Indeed, like most brilliant ideas, it is utterly banal. Instead of looking for reasons why Australia and New Zealand should become the same country, it takes about five seconds to realise there are virtually no reasons why we shouldn’t.
In fact, for a while during Australia’s journey to nationhood, it seemed far more likely that New Zealand would become a state than Western Australia. Indeed, there is still a provision in the Australian Constitution for New Zealand to join the Federation – as I’m sure all our newly minted constitutional scholars would be fully aware.
This means that according to the letter of our magnificent and elegantly flexible founding document, New Zealand is more constitutionally entrenched in Australian politics than the office of Prime Minister.
And why wouldn’t it be? Our European roots are entirely homogenous, with both of us “discovered” by Captain Cook, while we both still wrestle with our relationship with those who in fact came long before.
Indeed, on this measure, Australia has massive bragging rights: Our First Nations people beat the Maori to their respective lands by approximately 60,000 years – give or take.
Doubtless we could both learn a lot from each other on that front, but let’s get to the fun stuff.
Firstly, if we were a united nation of Australasia, neither of us would ever lose a Bledisloe Cup.
But if you think that would take any of the passion or heat out of such landmark contests, just look at the State of Origin. You always hate the ones you love.
And New Zealanders are basically the same as us anyway, and certainly no more different than Tasmanians are to Territorians or Manly residents are to all the Poms who flock in to bitch about the cricket.
Citizens of both our countries flit back and forth all day every day, jumping immigration queues and swapping aged care pensions with rare abandon. None of it bothers us. None of it matters.
We also both essentially share the same currency, although of course the NZ dollar is always a bit more piss-weak than ours, as it should be.
The only arguable minuscule difference between New Zealanders and us is that they’re a bit more woke and they talk funny.
In other words, they’re just like Victorians – and we haven’t got rid of them, despite intense provocation.
So why not bring the happy little hobbits on board? At worst, no one would notice any difference and at best, they would finally have a functional defence force.
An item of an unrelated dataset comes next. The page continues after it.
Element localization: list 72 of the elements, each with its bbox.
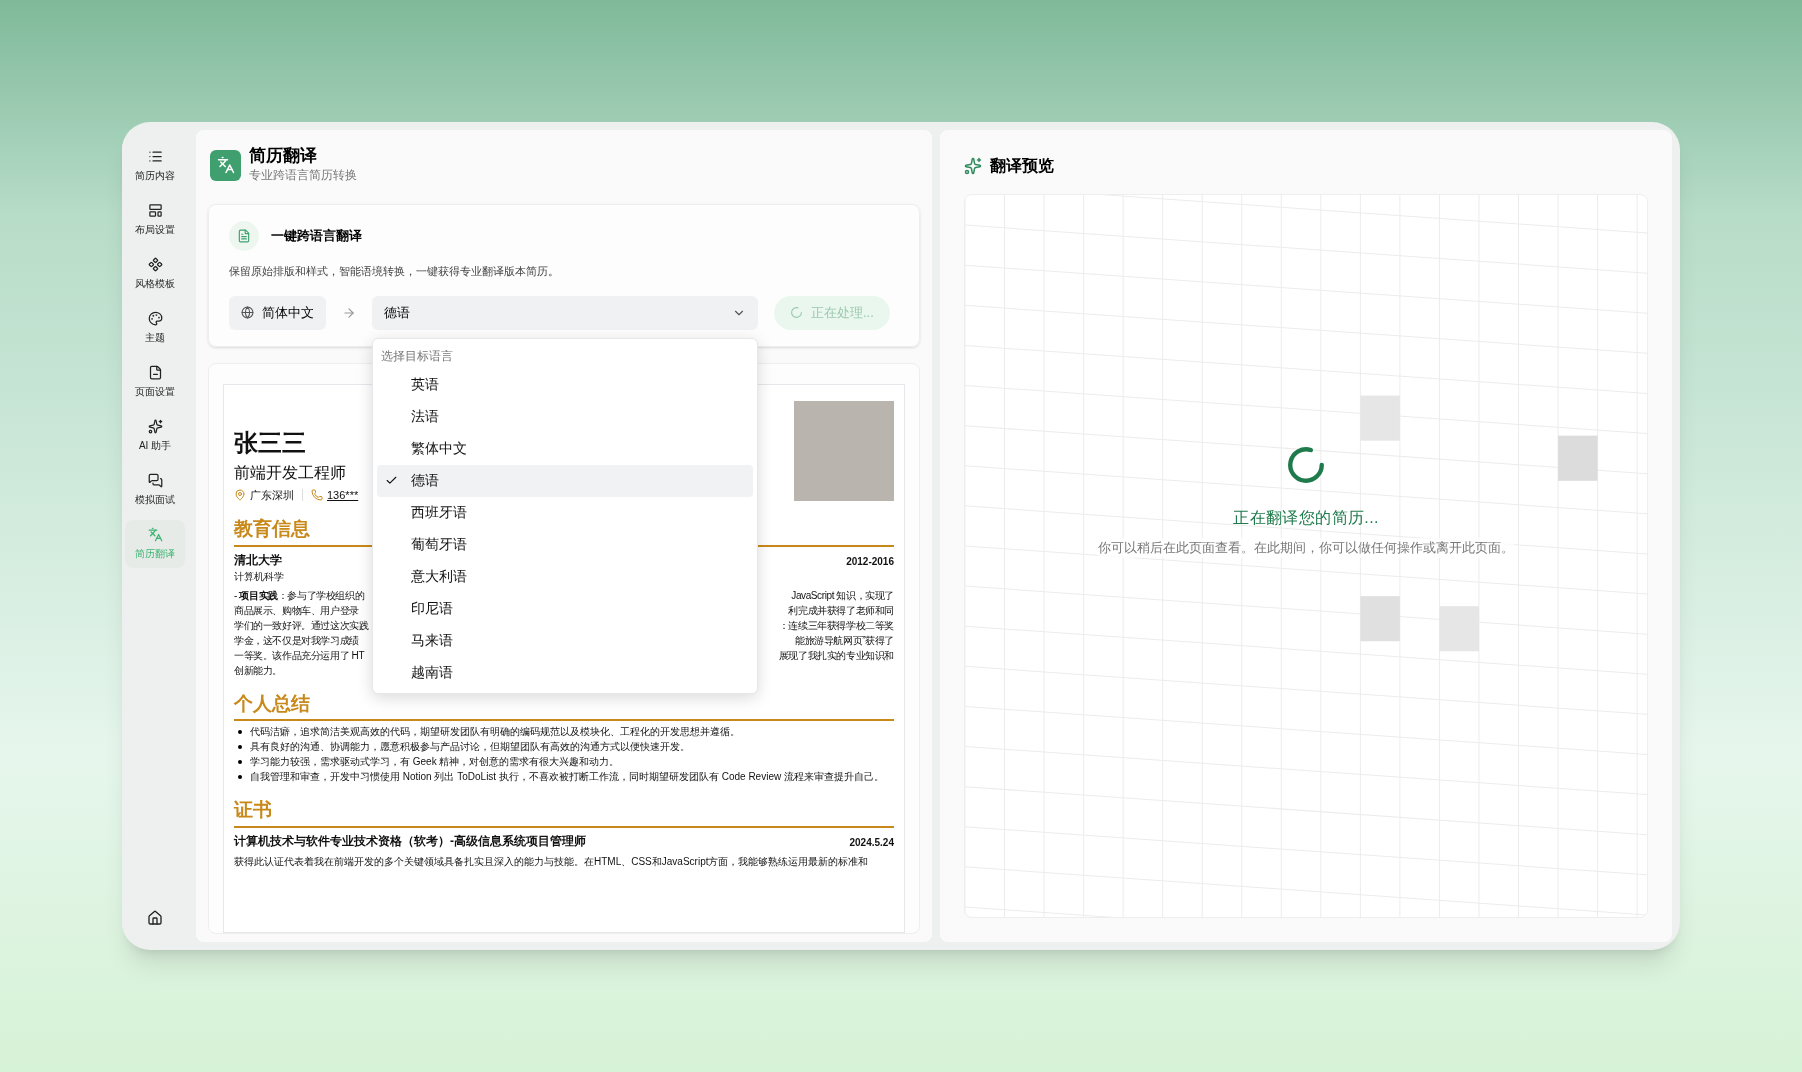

As for the flag, it’s a no-brainer. We use the Eureka flag – that mighty standard of freedom fighters, workers, right-wing fascists and card-carrying communists. It’s been co-opted by so many crusaders and crazies it’s high time we took it back.
And it is a symbol that is fundamentally the great Southern Cross, which already holds pride of place on both our flags, and in the real world is just stars in the sky.
In the most improbably perfect way, it sits both physically and metaphysically above politics, race and religion. A simple, eternal and universal sign of who and where we are.
Australia and New Zealand should be one for the simple reason that we already are one.
Whatever differences we have are more akin to sibling rivalries than foreign powers.
Indeed, the only reason we haven’t come together sooner is because we have always acted in concert with each other anyway.
The world is a big and scary place. ANZAC Diggers helped see off the worst of those fears in the first half of the last century.
Today, in the autumn of the long peace, a host of unforeseeable new challenges linger just below the horizon.
How good would it be if we faced them with our brothers and sisters in arms – or, even better, without need for arms at all.